Ruth was crestfallen; she was desperate to speak to Edward, to hear the comfort of his calm voice. The reason of his words. She wanted him to give her the strength that she feared she wouldn’t have on her own. But he wasn’t there. She would have to do this by herself.

“Hello, yes. This is Ruth Apter calling. Will you please tell Ed—Dr. Wilkinson to return my call as soon as possible. It’s urgent. Please let him know to call me at my home. Thank you.”

It wasn’t prudent to linger in Robert’s office any longer. She scanned Robert’s desk for his calendar and quickly found the names of the hospitals he planned to visit in California. Then she picked up the Orenbluth file, shut out the lights, and went back to the house.

As she sat down at her desk in the study, preparing to call the hospitals in California, she had a flashback to that cold day nearly two decades before. It was here, in this very room, that Robert first had the idea to bring lobotomy to America.

How fitting then that it would also be here where she would finally put an end to his use of it once and for all.





Chapter Forty-Six


Ruth was just finishing a call with the fourth hospital Robert was scheduled to visit in California when the sound of a man’s voice made her jump. The sun had set, but in the glow of dusk, she saw Robert’s car through the window.

He was back.

She quickly put Robert’s files in the desk drawer as he entered.

“Ruth? Ruth? Are you in here?” He looked a mess. His hair was unkempt, and he had a gentleness to his face that Ruth hadn’t seen in a long time. Her heart softened. “I’m sorry, am I disturbing you?”

“No, it’s all right. I’m surprised to see you. But pleased.” She smiled at him awkwardly.

“I apologize for storming off the other night. I’ve been going over and over it in my head, and I just can’t make sense of it all. Can we try to talk again?” He crossed the room to the leather wingback and tentatively sat down.

“I would like that. To talk like we used to. Like two people who love and respect each other and are only motivated by the best interests of our patients.” Was it possible that it wasn’t too late? Had he seen reason?

“I don’t believe I’ve ever spoken to you any other way.”

“Robert. I cannot forget our conversation, if you can call it that, the other night. But I realize that I caught you off guard. You know I wasn’t trying to criticize you. I was trying to reconnect with you.”

“Well, you certainly have an odd way of reconnecting.” His voice quickly sharpened and made her uneasy.

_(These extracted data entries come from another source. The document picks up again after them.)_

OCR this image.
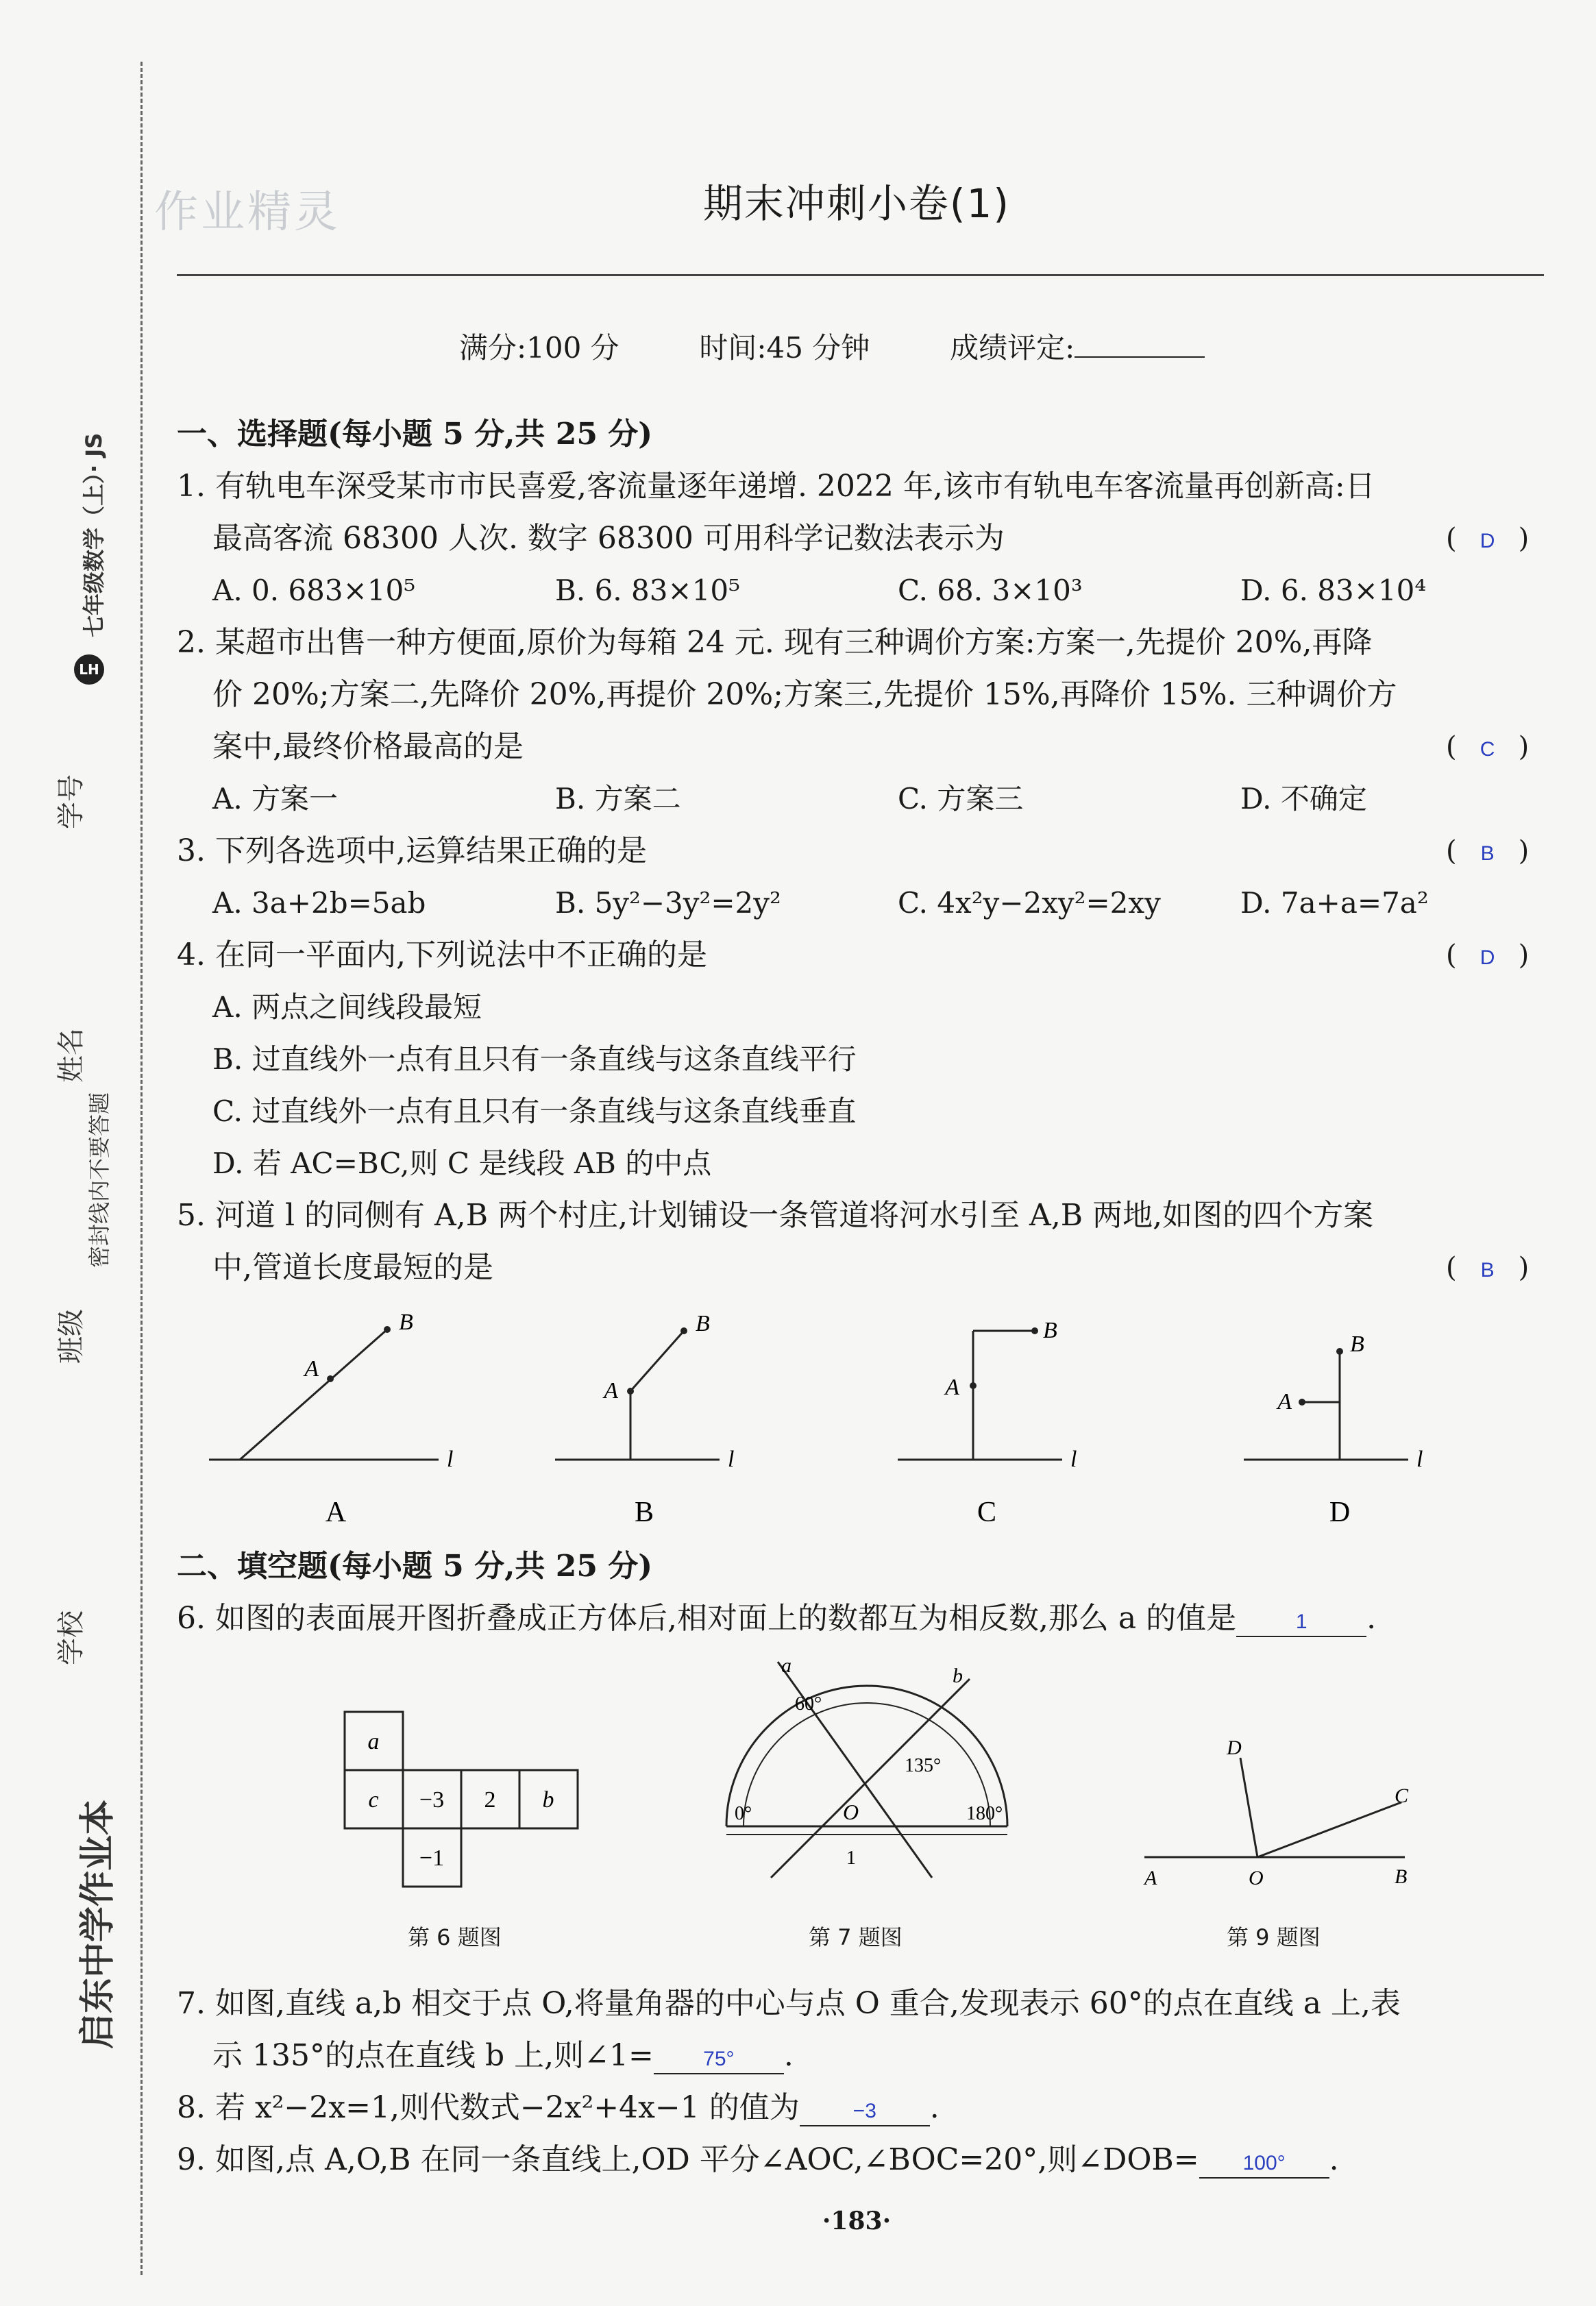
启东中学作业本
学校
班级
密封线内不要答题
姓名
学号
LH
七年级数学（上）· JS
作业精灵	期末冲刺小卷(1)
满分:100 分	时间:45 分钟	成绩评定:
一、选择题(每小题 5 分,共 25 分)
1. 有轨电车深受某市市民喜爱,客流量逐年递增. 2022 年,该市有轨电车客流量再创新高:日
最高客流 68300 人次. 数字 68300 可用科学记数法表示为	( D )
A. 0. 683×10⁵	B. 6. 83×10⁵	C. 68. 3×10³	D. 6. 83×10⁴
2. 某超市出售一种方便面,原价为每箱 24 元. 现有三种调价方案:方案一,先提价 20%,再降
价 20%;方案二,先降价 20%,再提价 20%;方案三,先提价 15%,再降价 15%. 三种调价方
案中,最终价格最高的是	( C )
A. 方案一	B. 方案二	C. 方案三	D. 不确定
3. 下列各选项中,运算结果正确的是	( B )
A. 3a+2b=5ab	B. 5y²−3y²=2y²	C. 4x²y−2xy²=2xy	D. 7a+a=7a²
4. 在同一平面内,下列说法中不正确的是	( D )
A. 两点之间线段最短
B. 过直线外一点有且只有一条直线与这条直线平行
C. 过直线外一点有且只有一条直线与这条直线垂直
D. 若 AC=BC,则 C 是线段 AB 的中点
5. 河道 l 的同侧有 A,B 两个村庄,计划铺设一条管道将河水引至 A,B 两地,如图的四个方案
中,管道长度最短的是	( B )
A
B
l
A
A
B
l
B
A
B
l
C
A
B
l
D
二、填空题(每小题 5 分,共 25 分)
6. 如图的表面展开图折叠成正方体后,相对面上的数都互为相反数,那么 a 的值是	1 .
a
c −3 2 b
−1
第 6 题图
a	b
60°
135°
0°	180°
O
1
第 7 题图
A	O	B
C
D
第 9 题图
7. 如图,直线 a,b 相交于点 O,将量角器的中心与点 O 重合,发现表示 60°的点在直线 a 上,表
示 135°的点在直线 b 上,则∠1= 75° .
8. 若 x²−2x=1,则代数式−2x²+4x−1 的值为	−3 .
9. 如图,点 A,O,B 在同一条直线上,OD 平分∠AOC,∠BOC=20°,则∠DOB= 100° .
·183·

She walked from her desk and sat down next to him, hoping to seem less confrontational. “Please, we’ve been such wonderful partners for so many years. Can we not be partners like that again?” As she looked at this man, whom she had loved so utterly and completely for so many years, she couldn’t help but harbor a flicker of hope.

“Of course we can. As long as you’ve come to see that you were wrong.” Her heart fell. “We’ve always stood up together for lobotomy—in the beginning when the medical community spouted that ridiculous nonsense about it altering the essence of what made a man a human being; when your father accused me of being medieval in my approach; even when Edward grew so jealous that he made up lies about me and my method. You were always there by my side. That’s why I cannot understand what has happened now.”

“Robert.” She tentatively took his hand, devastated over the loss of all she had believed to be true and, at the same time, sad and sorry for this man who had grown so deluded he couldn’t discern fact from his carefully crafted fiction. The winds hadn’t simply shifted whimsically away from lobotomy. “I read files while you were gone—Deena Rice, Sam Orenbluth—and what you’re doing isn’t just failing, it’s medical malpractice.” She watched his face turn to stone. “I will stand by you and we can find our way through this together, but you must promise to stop, now. Forever.”

“Are you mad?” he yelled, snapping his hand away from hers and standing up. “You read my files? My private patient records? Why, I could sue you for that breach.”

“Sue me? Robert, don’t you see that your career is already over? You’re going to lose your license, possibly go to jail. Your reputation, mine, the hospital’s—it will be destroyed. All the good we have done, obliterated by your recklessness.

“I can’t help you undo this, but I can help you move on. We can build a new life, together.” She wasn’t sure if she would be able to, but she desperately wanted to believe that it was possible. That she could still love him. That they could weather this hideous storm together.